Don't make too much of what you call George's Scrooge-like behavior toward the Christmas cards you receive. Admittedly he should show them to you first before he tosses them in the wastebasket. At least he does keep back the few that say "gift following" as a check on the mail system.
But, Beverly, your attitude toward seasons greetings cards is overly sentimental. Last year you had your way and strung so many around the house they looked like diapers on a clothesline. Even the one from The Everlasting Valve Company, listing its financial assets, had a place on the Christmas tree.
"Wife of" is of two minds about this card business. I like to get a handwritten note from a friend I haven't seen for a while, but there are certain categories I could do without.
1.Cards from Famous Names I've actually met without any personal signature.
2.Cards from Famous Names I've never met with imitation handwritten signature, inscribed by all the family including the baby's scrawl.
3.Cards with photos of families I can't recognize.
For instance, there was this card, dateline Peking. The photo showed an Occidental family standing in front of a pagoda. A nice message was written inside the flap, but the name was indecipherable.
"It must be the Almayers," I said to Mr. Ambassador. "They told me they were taking the whole family to China on a big trip. Didn't Almayer cash in his IBM stock?"
"Mrs. Almayer is short and dark; this mother is tall and blonde," Mr. Ambassador said.
"What about the fellow we met from the British Foreign Office? Didn't he say he was going as counselor to Peking?"
"He's not married."
I showed the card to Popsie Tribble, who said, "Don't be silly, I received the same card. It's the Petwhistles."

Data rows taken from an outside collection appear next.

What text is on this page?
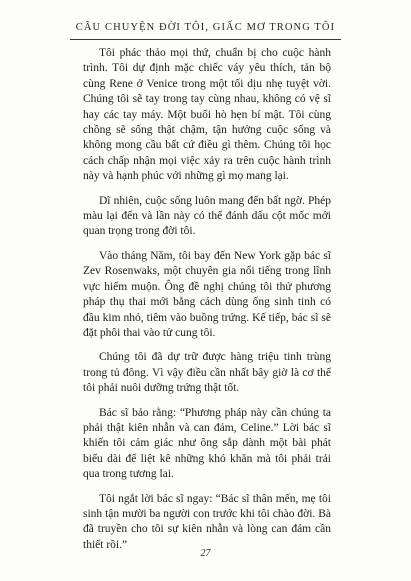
CÂU CHUYỆN ĐỜI TÔI, GIẤC MƠ TRONG TÔI

Tôi phác thảo mọi thứ, chuẩn bị cho cuộc hành trình. Tôi dự định mặc chiếc váy yêu thích, tản bộ cùng Rene ở Venice trong một tối dịu nhẹ tuyệt vời. Chúng tôi sẽ tay trong tay cùng nhau, không có vệ sĩ hay các tay máy. Một buổi hò hẹn bí mật. Tôi cùng chồng sẽ sống thật chậm, tận hưởng cuộc sống và không mong cầu bất cứ điều gì thêm. Chúng tôi học cách chấp nhận mọi việc xảy ra trên cuộc hành trình này và hạnh phúc với những gì mọ mang lại.

Dĩ nhiên, cuộc sống luôn mang đến bất ngờ. Phép màu lại đến và lần này có thể đánh dấu cột mốc mới quan trọng trong đời tôi.

Vào tháng Năm, tôi bay đến New York gặp bác sĩ Zev Rosenwaks, một chuyên gia nổi tiếng trong lĩnh vực hiếm muộn. Ông đề nghị chúng tôi thử phương pháp thụ thai mới bằng cách dùng ống sinh tinh có đầu kim nhỏ, tiêm vào buồng trứng. Kế tiếp, bác sĩ sẽ đặt phôi thai vào tử cung tôi.

Chúng tôi đã dự trữ được hàng triệu tinh trùng trong tủ đông. Vì vậy điều cần nhất bây giờ là cơ thể tôi phải nuôi dưỡng trứng thật tốt.

Bác sĩ bảo rằng: “Phương pháp này cần chúng ta phải thật kiên nhẫn và can đảm, Celine.” Lời bác sĩ khiến tôi cảm giác như ông sắp dành một bài phát biểu dài để liệt kê những khó khăn mà tôi phải trải qua trong tương lai.

Tôi ngắt lời bác sĩ ngay: “Bác sĩ thân mến, mẹ tôi sinh tận mười ba người con trước khi tôi chào đời. Bà đã truyền cho tôi sự kiên nhẫn và lòng can đảm cần thiết rồi.”

27
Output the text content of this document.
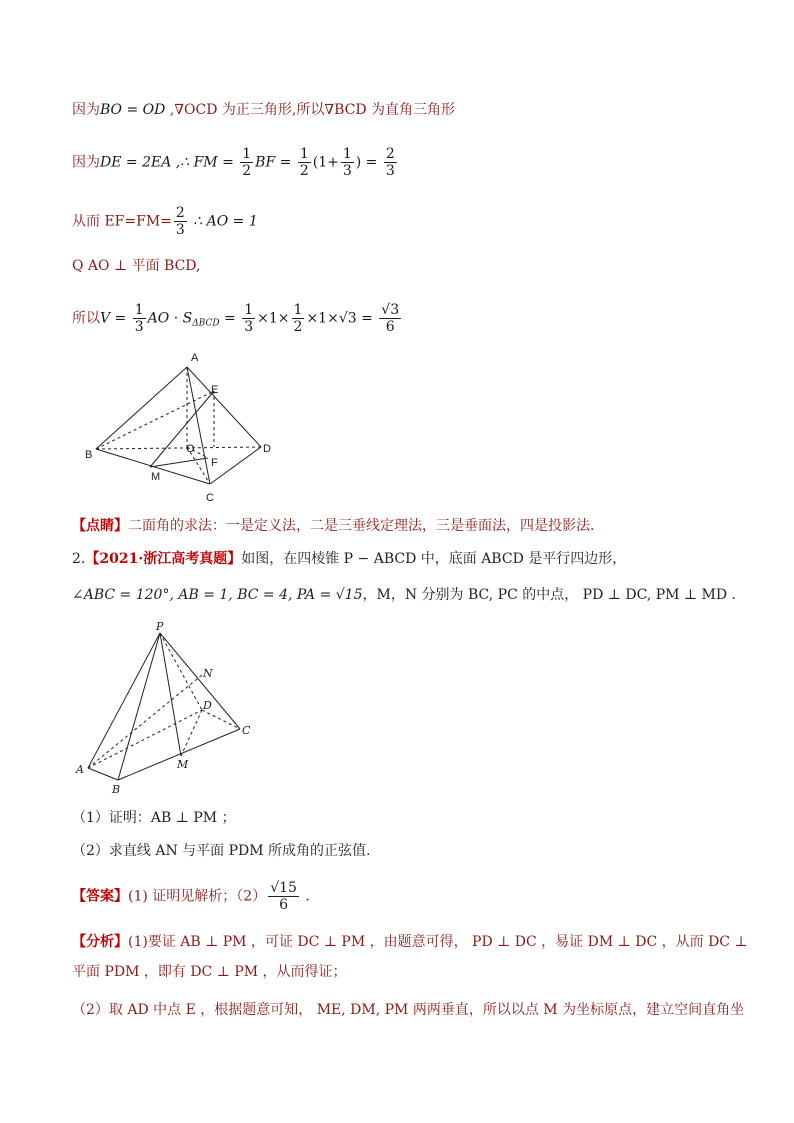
因为BO = OD ,∇OCD 为正三角形,所以∇BCD 为直角三角形
因为DE = 2EA ,∴ FM = $\frac{1}{2}$ BF = $\frac{1}{2} (1+ \frac{1}{3}$ ) = $\frac{2}{3}$
从而 $EF=FM= \frac{2}{3}$ ∴ AO = 1
Q AO ⊥ 平面 BCD,
所以$V = \frac{1}{3}$ AO · $S_{\Delta BCD} = \frac{1}{3} \times 1\times \frac{1}{2} \times 1\times√3 = \frac{√3}{6}$
A
E
B	O
F
D
M
C
【点睛】二面角的求法：一是定义法，二是三垂线定理法，三是垂面法，四是投影法.
2.【2021·浙江高考真题】如图，在四棱锥 P − ABCD 中，底面 ABCD 是平行四边形，
∠ABC = 120°, AB = 1, BC = 4, PA = √15，M，N 分别为 BC, PC 的中点， PD ⊥ DC, PM ⊥ MD .
P
N
D
C
A	M
B
（1）证明：AB ⊥ PM ；
（2）求直线 AN 与平面 PDM 所成角的正弦值.
【答案】(1) 证明见解析；$(2) \frac{√15}{6}$ .
【分析】(1)要证 AB ⊥ PM ，可证 DC ⊥ PM ，由题意可得， PD ⊥ DC ，易证 DM ⊥ DC ，从而 DC ⊥
平面 PDM ，即有 DC ⊥ PM ，从而得证；
（2）取 AD 中点 E ，根据题意可知， ME, DM, PM 两两垂直，所以以点 M 为坐标原点，建立空间直角坐
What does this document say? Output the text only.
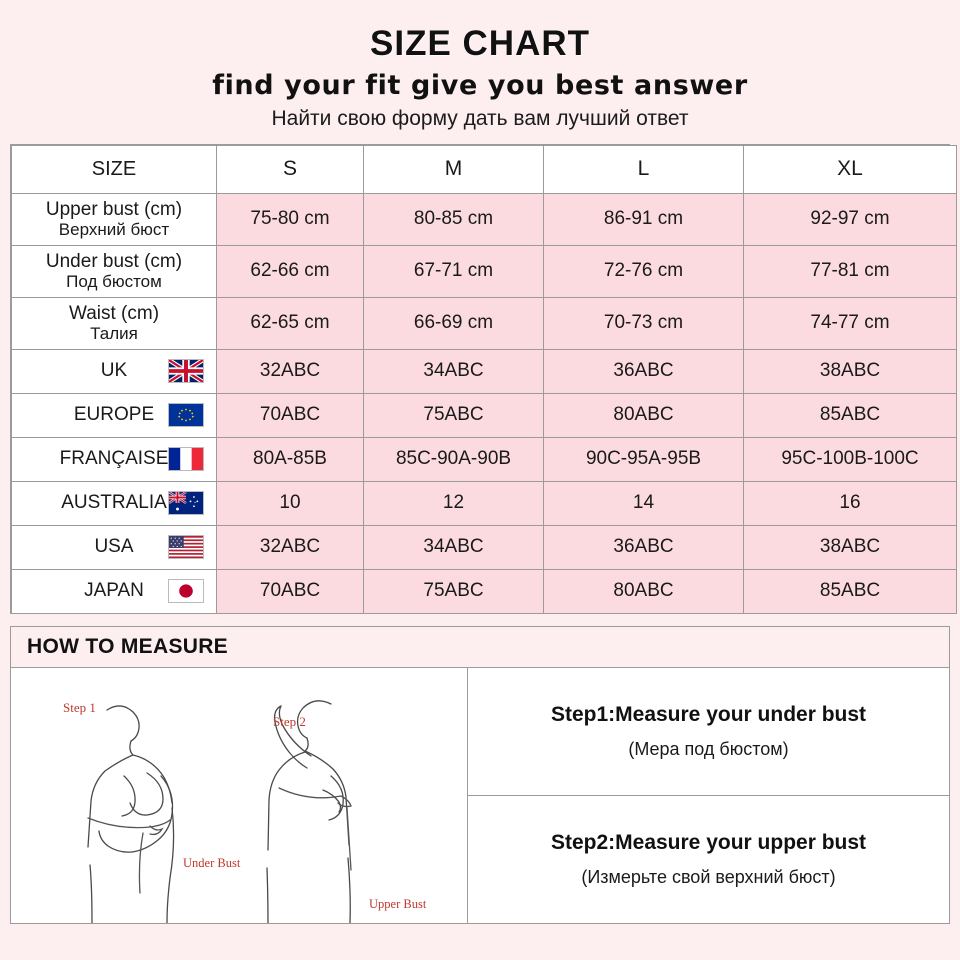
SIZE CHART
find your fit give you best answer
Найти свою форму дать вам лучший ответ
SIZE	S	M	L	XL
Upper bust (cm)
Верхний бюст	75-80 cm	80-85 cm	86-91 cm	92-97 cm
Under bust (cm)
Под бюстом	62-66 cm	67-71 cm	72-76 cm	77-81 cm
Waist (cm)
Талия	62-65 cm	66-69 cm	70-73 cm	74-77 cm
UK	32ABC	34ABC	36ABC	38ABC
EUROPE	70ABC	75ABC	80ABC	85ABC
FRANÇAISE	80A-85B	85C-90A-90B	90C-95A-95B	95C-100B-100C
AUSTRALIA	10	12	14	16
USA	32ABC	34ABC	36ABC	38ABC
JAPAN	70ABC	75ABC	80ABC	85ABC
HOW TO MEASURE
Step 1
Step 2
Under Bust
Upper Bust
Step1:Measure your under bust
(Мера под бюстом)
Step2:Measure your upper bust
(Измерьте свой верхний бюст)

"I don't know the Petwhistles."
"You don't have to know them," Popsie said. "He's a congressman with free franking privileges. Even so," she added, "I wonder how you got on their list."
I bumped into "wife of" Portant at the J. C. Penney store buying her cards for next year.
"I always buy them after Christmas because they go on sale. Don't expect to get one from us, because we never send cards to people in the same city. However," she continued, "if Mr. Ambasador is fired and has to leave town, you'll hear from us."
Melvin Thistle Jr. from State, who does live in the same city, sent us greetings. It had a picture of a Christmas tree on the front, and the message read, "This card is printed on 100 percent recycled paper made entirely from reclaimed waste paper. No trees were destroyed making this card."
When I told Popsie about Thistle's card, she said, "I think the card is in questionable taste coming from someone in the State Department. Hasn't Thistle Junior heard about the slump in our timber industry?"
Joe Promisall, the lobbyist, sent out what my Auntie Zora would call a good-taste card. These cards are reproductions of famous and not so famous art works. Popsie Tribble might send out a Raphael Madonna or a Rubens nativity scene. But Joe, as always, considers his clients, who might be members of the Muslim, Jewish or Shinto faiths. He plays it safe by sending out a reproduction of a Franz Kline, a black on white applied by a paint roller, which hardly could be considered as having a Christmas or even a New Year's content. Those of his clients who are offended by abstract expresionism will just have to lump it.
"My bete noir concerning Christmas cards," Popsie continued "are people who send you pictures of themselves with a famous person. Sonny Goldstone sent me one. He was sitting at the same head table with the president."
"I thought Sonny was a Democrat," I said.
"Profitable Jobs like Sonny keep their feet in both political camps. He thinks we're Republicans because of Dexter's job in the White House. Sonny prints different cards for different people. I happen to know that Congressman Otterbach (D) received a picture of Sonny standing by a building site with Lane Kirkland and wearing a hard hat. I don't think Kirkland or the president know who Sonny is. But as far as I'm concerned," Popsie continued, "the ultimate bad taste cards have Victorian snow scenes, and anything to do with Santa and reindeers."
"What about a picture of someone's newly decorated dining room?" I asked. "An old school chum sent me that from Montreal."
"That's for Architectural Digest not Christmas cards," Popsie said.
"I also received a costume card."
"What's a costume card?" Popsie asked.
"I think it might be classified as a variation on the Petwhistle's travel theme. Congressman Otterbach went to India and is wearing a dhoti in the picture like Gandhi."
"I suppose," Popsie mused, "that's less materialistic than the card I received from the Tinkertons. He's in cement. The message read 'Greetings from Kyoto. Sheila's wearing her new Mikimoto pearls, Peter's showing off his Seiko wristwatch and what do you think of the Kawasaki motorcycle we bought for our son Tom who's at Choate?'
Just a mention, Beverly, of some of the cards to which "wife of" reacts with mixed feelings. 1.Seasons greetings from congressional committees. 2.Photographs of friends our age who look 10 years younger than us. 3.The picture of a litter sired by Sen. Pod's Rhodesian ridgeback.
Beverly, your card I'm sorry to say comes in this category. What are you and George doing sitting in a canoe? George has never been a white water man, and you get seasick when you face the stern of a rowboat in the middle of a lake.